Não que a saxofonista não tenha argumentos musicais para dar e vender: a sua articulação no alto é maravilhosa, a sua energia contagiante e as composições celebratórias. No entanto, o desconforto provocado no quarteto por alegadas imperfeições na monição — completamente despercebidas para quem estava na plateia — poderá ter limitado o potencial de um concerto que tinha tudo para transcender de forma mais acutilante no imaginário simbólico ali tão presente. Afinal, a música de Camilla George é também ela feita de Atlântico, esse mesmo oceano que serviu de estrada para o abominável comércio de seres humanos, que perpetuou a escravatura durante séculos e alimentou o colonialismo — temas tão relevante para a saxofonista —, é ainda uma ferida aberta na alma de muitos, propagada sob a forma de trauma intergeracional.

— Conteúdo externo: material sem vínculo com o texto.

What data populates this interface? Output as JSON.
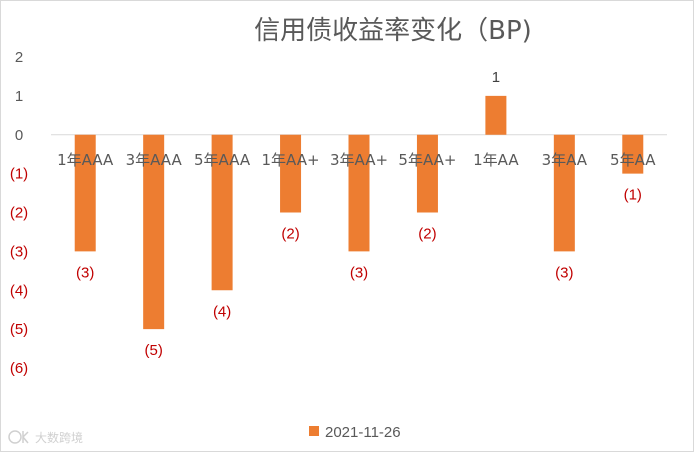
{
  "chart_data": {
    "type": "bar",
    "title": "信用债收益率变化（BP)",
    "categories": [
      "1年AAA",
      "3年AAA",
      "5年AAA",
      "1年AA+",
      "3年AA+",
      "5年AA+",
      "1年AA",
      "3年AA",
      "5年AA"
    ],
    "series": [
      {
        "name": "2021-11-26",
        "values": [
          -3,
          -5,
          -4,
          -2,
          -3,
          -2,
          1,
          -3,
          -1
        ],
        "data_labels": [
          "(3)",
          "(5)",
          "(4)",
          "(2)",
          "(3)",
          "(2)",
          "1",
          "(3)",
          "(1)"
        ]
      }
    ],
    "y_ticks": [
      {
        "value": 2,
        "label": "2"
      },
      {
        "value": 1,
        "label": "1"
      },
      {
        "value": 0,
        "label": "0"
      },
      {
        "value": -1,
        "label": "(1)"
      },
      {
        "value": -2,
        "label": "(2)"
      },
      {
        "value": -3,
        "label": "(3)"
      },
      {
        "value": -4,
        "label": "(4)"
      },
      {
        "value": -5,
        "label": "(5)"
      },
      {
        "value": -6,
        "label": "(6)"
      }
    ],
    "ylim": [
      -6,
      2
    ],
    "xlabel": "",
    "ylabel": "",
    "grid": false,
    "legend": "bottom",
    "colors": {
      "bar": "#ED7D31",
      "negative_label": "#C00000",
      "positive_label": "#404040",
      "axis_text": "#595959",
      "zero_line": "#d9d9d9"
    }
  },
  "watermark": {
    "icon": "logo-icon",
    "text": "大数跨境"
  }
}
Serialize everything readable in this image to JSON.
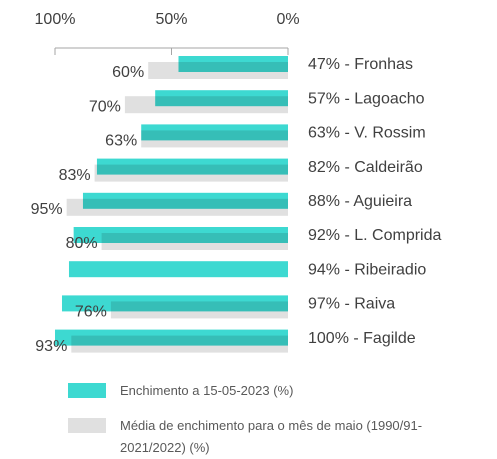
{
  "chart_data": {
    "type": "bar",
    "orientation": "horizontal",
    "categories": [
      "47% - Fronhas",
      "57% - Lagoacho",
      "63% - V. Rossim",
      "82% - Caldeirão",
      "88% - Aguieira",
      "92% - L. Comprida",
      "94% - Ribeiradio",
      "97% - Raiva",
      "100% - Fagilde"
    ],
    "series": [
      {
        "name": "Enchimento a 15-05-2023 (%)",
        "color": "#3dd9d1",
        "values": [
          47,
          57,
          63,
          82,
          88,
          92,
          94,
          97,
          100
        ]
      },
      {
        "name": "Média de enchimento para o mês de maio (1990/91-2021/2022) (%)",
        "color": "#e0e0e0",
        "values": [
          60,
          70,
          63,
          83,
          95,
          80,
          null,
          76,
          93
        ],
        "value_labels": [
          "60%",
          "70%",
          "63%",
          "83%",
          "95%",
          "80%",
          null,
          "76%",
          "93%"
        ]
      }
    ],
    "xlim": [
      100,
      0
    ],
    "xticks": [
      {
        "value": 100,
        "label": "100%"
      },
      {
        "value": 50,
        "label": "50%"
      },
      {
        "value": 0,
        "label": "0%"
      }
    ]
  }
}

Ainda assim, há a destacar a voz de Renato Paris, capaz de criar algum do scat mais groovy que sai atualmente do Reino Unido, a capacidade rítmica de Zoe Pascal — jovem músico português, membro de grupos como Zeñel — que é um talento emergente a ter em conta, e os pulsares gingados de Jihad Darwish que muito contribuíram para o balanço da locomotiva.

Está aberta a vigésima quinta edição do Festival AngraJazz — e que bem que o jazz soa na Terceira.